Another source of uncleanness was death. A dead body and anyone who touched a dead body were unclean. When the woman touched Jesus’s robe for healing, he was, according to Mark, on his way to see Jairus’s daughter, despite the news that she had died.  He took her by the hand and told her to get up, and she did. 


In Luke 7, Jesus was walking and a funeral procession passed by.  He touched the open coffin, immediately becoming unclean, and told the young man in it to get up. Which he did.  


Jesus did not care that touching the dead person would make him unclean. His compassion for the living moved him to meet a need, and he did so.

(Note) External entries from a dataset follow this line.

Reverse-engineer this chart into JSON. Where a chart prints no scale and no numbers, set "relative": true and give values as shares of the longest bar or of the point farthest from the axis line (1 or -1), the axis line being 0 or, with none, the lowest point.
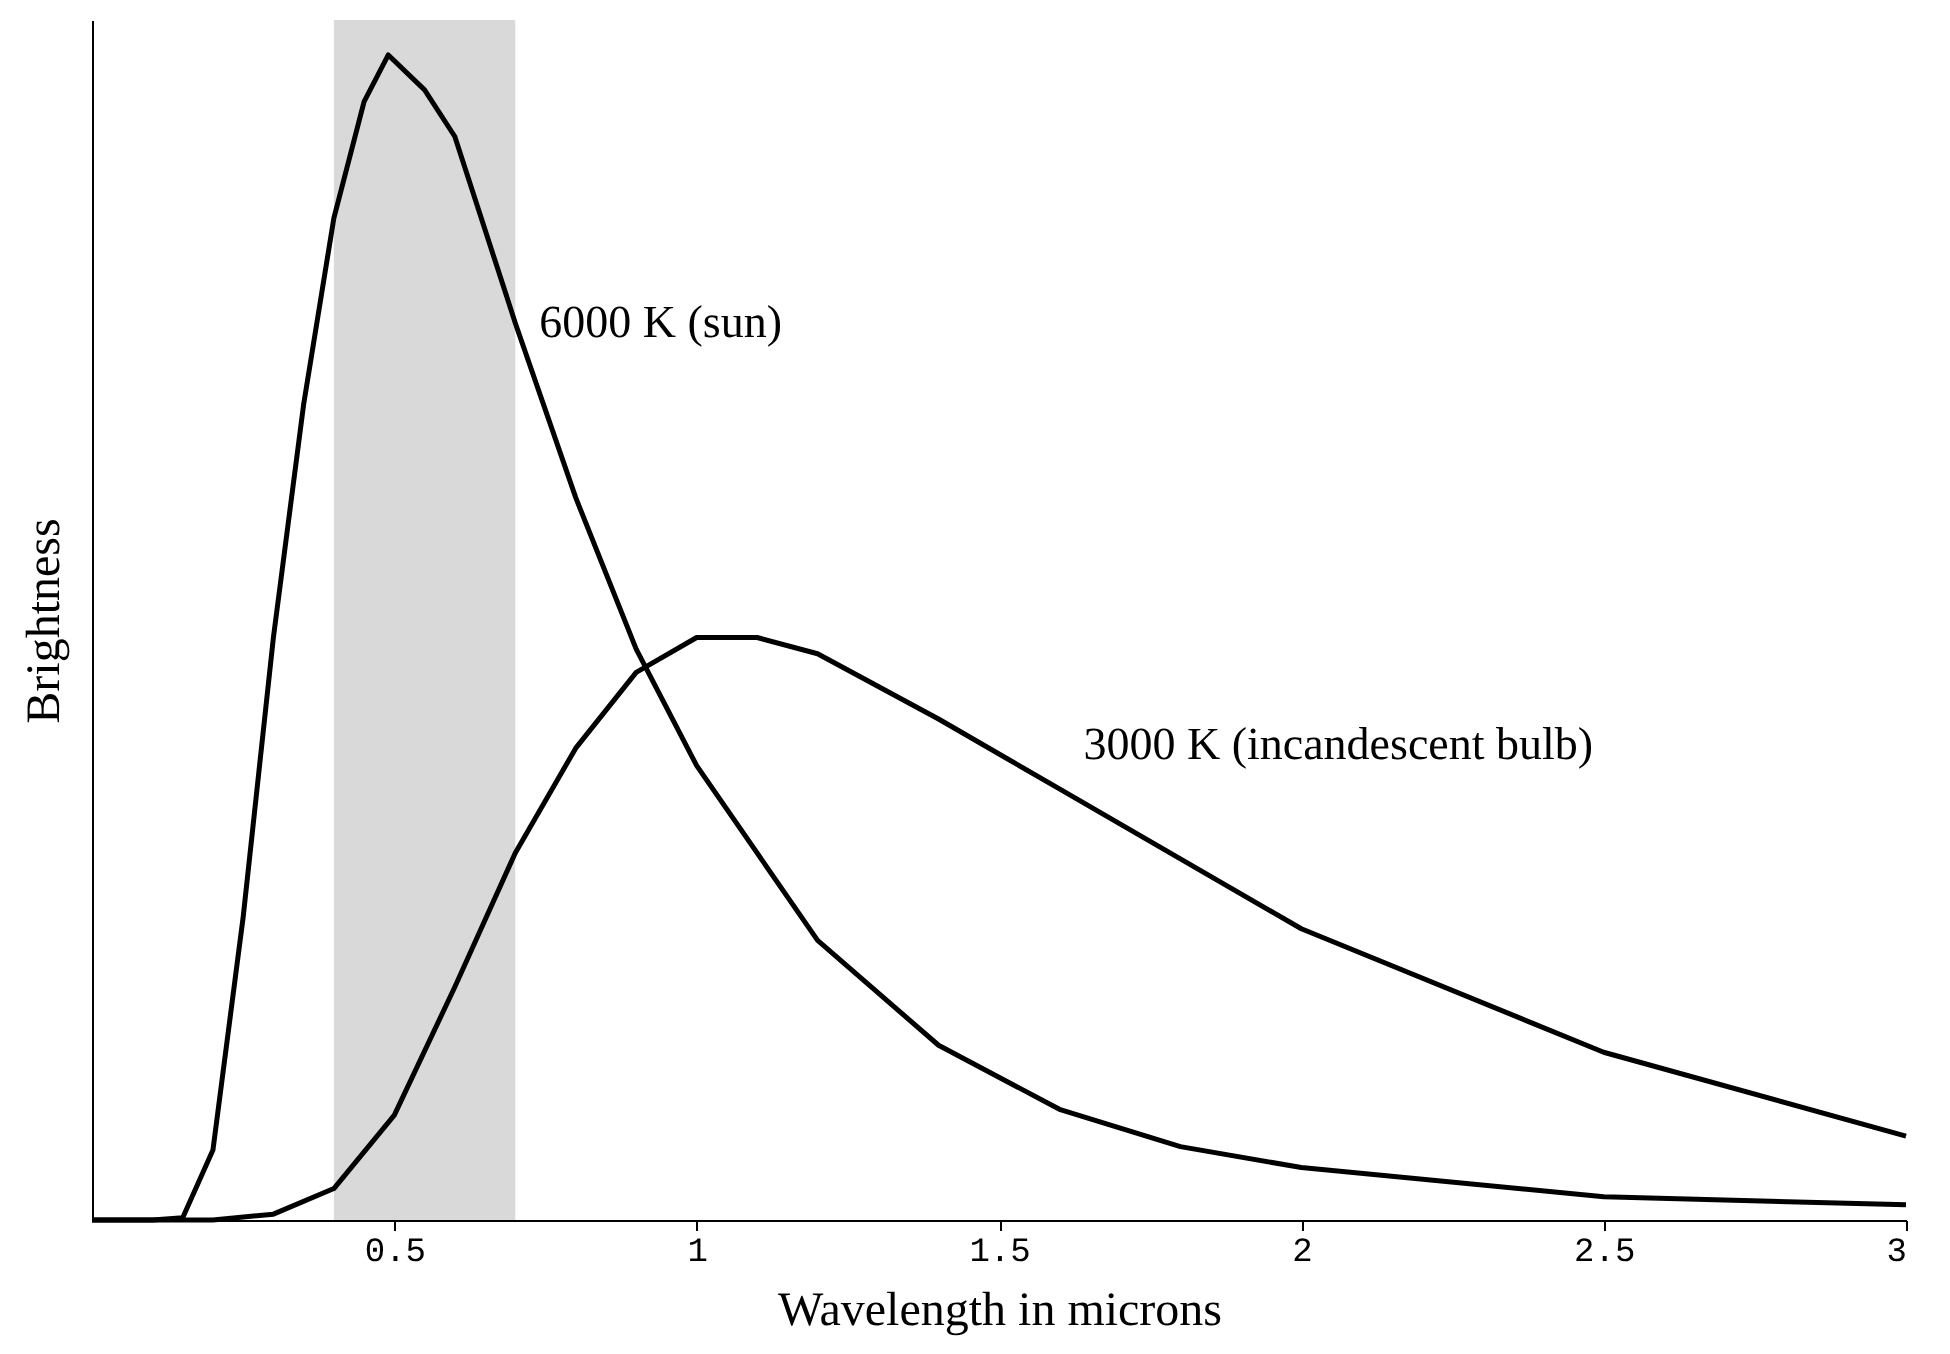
{
  "chart_data": {
    "type": "line",
    "relative": true,
    "xlabel": "Wavelength in microns",
    "ylabel": "Brightness",
    "xlim": [
      0,
      3
    ],
    "xticks": [
      0.5,
      1,
      1.5,
      2,
      2.5,
      3
    ],
    "grid": false,
    "marker": "none",
    "line_style": "solid",
    "bands": [
      {
        "axis": "x",
        "from": 0.4,
        "to": 0.7,
        "color": "#d9d9d9"
      }
    ],
    "series": [
      {
        "name": "6000 K (sun)",
        "color": "#000000",
        "x": [
          0,
          0.1,
          0.15,
          0.2,
          0.25,
          0.3,
          0.35,
          0.4,
          0.45,
          0.49,
          0.55,
          0.6,
          0.7,
          0.8,
          0.9,
          1.0,
          1.2,
          1.4,
          1.6,
          1.8,
          2.0,
          2.5,
          3.0
        ],
        "values": [
          0,
          0,
          0.002,
          0.06,
          0.26,
          0.5,
          0.7,
          0.86,
          0.96,
          1,
          0.97,
          0.93,
          0.77,
          0.62,
          0.49,
          0.39,
          0.24,
          0.15,
          0.095,
          0.063,
          0.045,
          0.02,
          0.013
        ]
      },
      {
        "name": "3000 K (incandescent bulb)",
        "color": "#000000",
        "x": [
          0,
          0.2,
          0.3,
          0.4,
          0.5,
          0.6,
          0.7,
          0.8,
          0.9,
          1.0,
          1.1,
          1.2,
          1.4,
          1.6,
          1.8,
          2.0,
          2.5,
          3.0
        ],
        "values": [
          0,
          0,
          0.005,
          0.027,
          0.09,
          0.2,
          0.315,
          0.405,
          0.47,
          0.5,
          0.5,
          0.486,
          0.43,
          0.37,
          0.31,
          0.25,
          0.144,
          0.072
        ]
      }
    ]
  }
}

No wonder that in the Acts of the Apostles, God taught Peter that no one is unclean through a vision and a visit to Gentiles (unclean). And Paul wrote in Romans 14:14, “Nothing is unclean of itself.”

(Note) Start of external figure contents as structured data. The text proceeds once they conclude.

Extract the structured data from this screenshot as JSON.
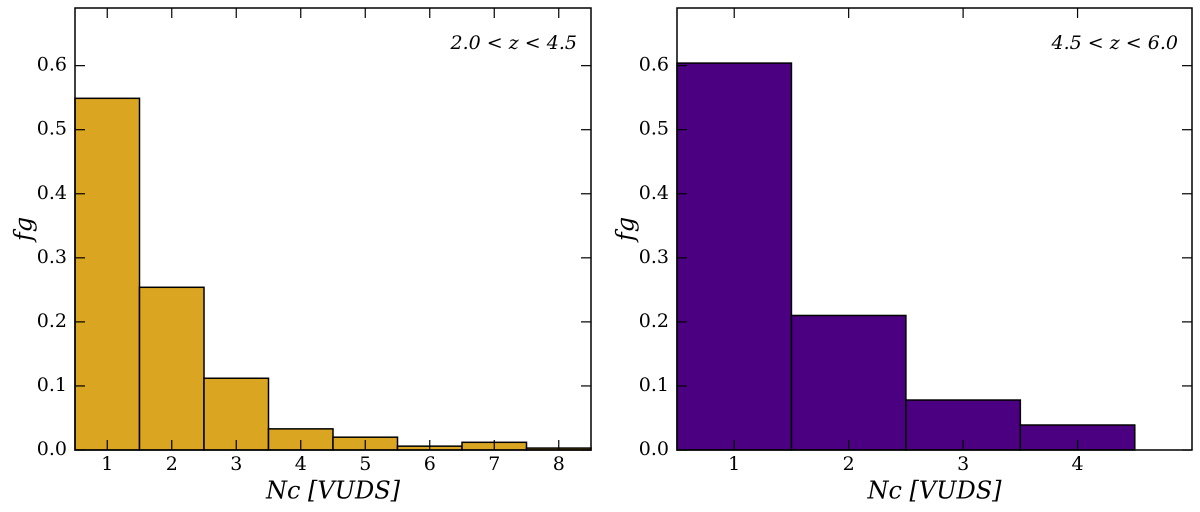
{
  "chart_data": [
    {
      "type": "histogram",
      "annotation": "2.0 < z < 4.5",
      "xlabel": "Nc [VUDS]",
      "ylabel": "fg",
      "bins": [
        0.5,
        1.5,
        2.5,
        3.5,
        4.5,
        5.5,
        6.5,
        7.5,
        8.5
      ],
      "values": [
        0.549,
        0.254,
        0.112,
        0.033,
        0.02,
        0.006,
        0.012,
        0.003
      ],
      "color": "#daa520",
      "xlim": [
        0.5,
        8.5
      ],
      "xticks": [
        1,
        2,
        3,
        4,
        5,
        6,
        7,
        8
      ],
      "ylim": [
        0,
        0.69
      ],
      "yticks": [
        {
          "value": 0,
          "label": "0.0"
        },
        0.1,
        0.2,
        0.3,
        0.4,
        0.5,
        0.6
      ]
    },
    {
      "type": "histogram",
      "annotation": "4.5 < z < 6.0",
      "xlabel": "Nc [VUDS]",
      "ylabel": "fg",
      "bins": [
        0.5,
        1.5,
        2.5,
        3.5,
        4.5
      ],
      "values": [
        0.604,
        0.21,
        0.078,
        0.039
      ],
      "color": "#4b0082",
      "xlim": [
        0.5,
        5.0
      ],
      "xticks": [
        1,
        2,
        3,
        4
      ],
      "ylim": [
        0,
        0.69
      ],
      "yticks": [
        {
          "value": 0,
          "label": "0.0"
        },
        0.1,
        0.2,
        0.3,
        0.4,
        0.5,
        0.6
      ]
    }
  ]
}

It is unsurprising, given their religious law, that the people of Jesus’s time and culture distanced and diminished those identified as unclean and therefore unholy. What is surprising is that in our time and culture, and in our individual hearts, we also have people we consider unclean and unholy. I have people I wouldn’t touch with a ten-foot pole. Maybe you have some of those also. 


But what Jesus teaches us by example is that no one is actually an untouchable. Jesus also teaches us by his word that when we are moved with compassion, we need to reach out with loving, healing touch, whether literal or figurative. We feed the hungry, visit the imprisoned, give water to the thirsty, clothe the ragged and naked, set the captives free, and do even more good together than Jesus was able to do in his short life. Jesus takes all those loving actions as done to him. 


And, just to get real personal, sometimes we have parts of ourselves we despise and consider “untouchable”—we want to partition it off from the rest of our selves and isolate it outside the camp, so to speak.  But what would Jesus do with that aspect, that part of who we are?  Wouldn’t Jesus reach out a hand to stop the bleeding, to give life, to make whole? Could we be similarly compassionate to ourselves?


I think in Jesus we can see someone wholly at peace with himself and with God, and the result of that is that he does not need to hate or fear anyone else. All he really complains about in other people is their unwillingness to admit who they really are, and when they do admit it, he meets them with compassion.